We can decompose this into two optimization problems, one where the goal is to ensure $m(x')<\ell$ and one where the goal is to ensure $m(x')>u$. I suggest you solve each optimization problem separately. Let's focus on ensuring $m(x')>u$, for simplicity (everything can be applied to the other case).

One standard approach is to define two loss functions, $\mathcal{L}_m$ and $\mathcal{L}_f$, where $\mathcal{L}_m$ measures how badly we have failed to achieve our goal of $m(x')>u$ and $\mathcal{L}_f$ measures how badly we have failed to achieve of our goal of $f$ predicting the correct class. Then, define a single loss function $$\mathcal{L} = \mathcal{L}_m + \lambda_f \mathcal{L}_f + \lambda_d \|x' - x\|_2^2,$$ where $\lambda_f,\lambda_d>0$ are hyper-parameters, and solve the optimization problem

$$\min_{x'} \mathcal{L}$$

using gradient descent. You can you search over hyper-parameter settings to find the best solution. To turn this into a full solution, we need to describe how to define $\mathcal{L}_m$ and $\mathcal{L}_f$. One way to do that is to set

$$\begin{align*} \mathcal{L}_m &= \max(u-m(x'), -\varepsilon)\\ \mathcal{L}_f &= \max(\max \{ z(x')_{y'} \mid y' \ne y \} - z(x')_y, -\varepsilon), \end{align*}$$

where $y$ is the desired predicted class (i.e., the class predicted by $f(x)$), and $z(x')_y$ are the logits of $f$ on input $x'$ for class $y$, and $\varepsilon>0$ is a small constant (its exact value probably doesn't matter too much).

Another alternative is to use projected gradient descent.
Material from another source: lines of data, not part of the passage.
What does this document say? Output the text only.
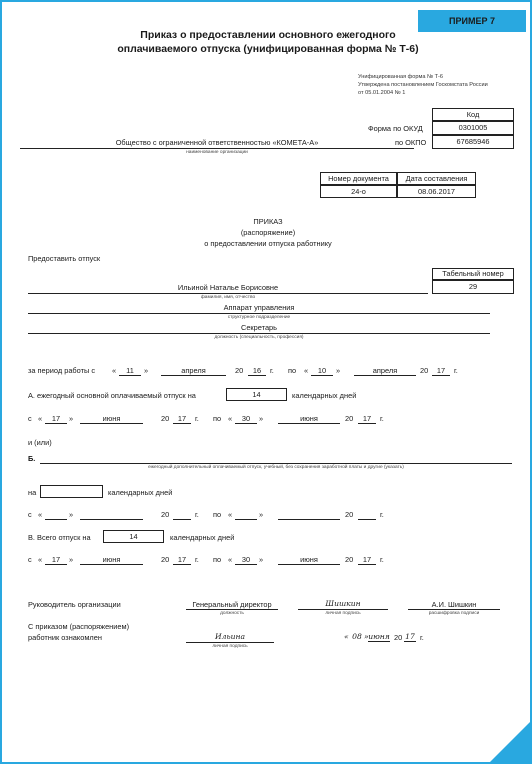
ПРИМЕР 7
Приказ о предоставлении основного ежегодного
оплачиваемого отпуска (унифицированная форма № Т-6)
Унифицированная форма № Т-6
Утверждена постановлением Госкомстата России
от 05.01.2004 № 1
Код
0301005
67685946
Форма по ОКУД
по ОКПО
Общество с ограниченной ответственностью «КОМЕТА-А»
наименование организации
Номер документа	Дата составления
24-о	08.06.2017
ПРИКАЗ
(распоряжение)
о предоставлении отпуска работнику
Предоставить отпуск
Табельный номер
29
Ильиной Наталье Борисовне
фамилия, имя, отчество
Аппарат управления
структурное подразделение
Секретарь
должность (специальность, профессия)
за период работы с «	11	»	апреля	20	16	г. по «	10	»	апреля	20	17	г.
А. ежегодный основной оплачиваемый отпуск на	14	календарных дней
с «	17	»	июня	20	17	г. по «	30	»	июня	20	17	г.
и (или)
Б.
ежегодный дополнительный оплачиваемый отпуск, учебный, без сохранения заработной платы и другие (указать)
на	календарных дней
с «	»	20	г. по «	»	20	г.
В. Всего отпуск на	14	календарных дней
с «	17	»	июня	20	17	г. по «	30	»	июня	20	17	г.
Руководитель организации	Генеральный директор
должность
Шишкин
личная подпись
А.И. Шишкин
расшифровка подписи
С приказом (распоряжением)
работник ознакомлен	Ильина
личная подпись
« 08 » июня 20 17 г.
We pick a distance bound $b$, and minimize $\mathcal{L}_m + \lambda_f \mathcal{L}_f$ subject to $\|x-x'\|_2 \le b$. This can be solved by projected gradient descent, where after each gradient descent step we project to the $L_2$ ball of radius $b$ surrounding $x$. This requires us to choose a distance bound $b$; the natural way is to do binary search on $b$, to find the smallest $b$ for which a valid solution exists.

A more sophisticated method is to use orthogonal gradient descent, as proposed in the following paper:

Evading Adversarial Example Detection Defenses with Orthogonal Projected Gradient Descent. Oliver Bryniarski, Nabeel Hingun, Pedro Pachuca, Vincent Wang, Nicholas Carlini. arXiv:2106.15023.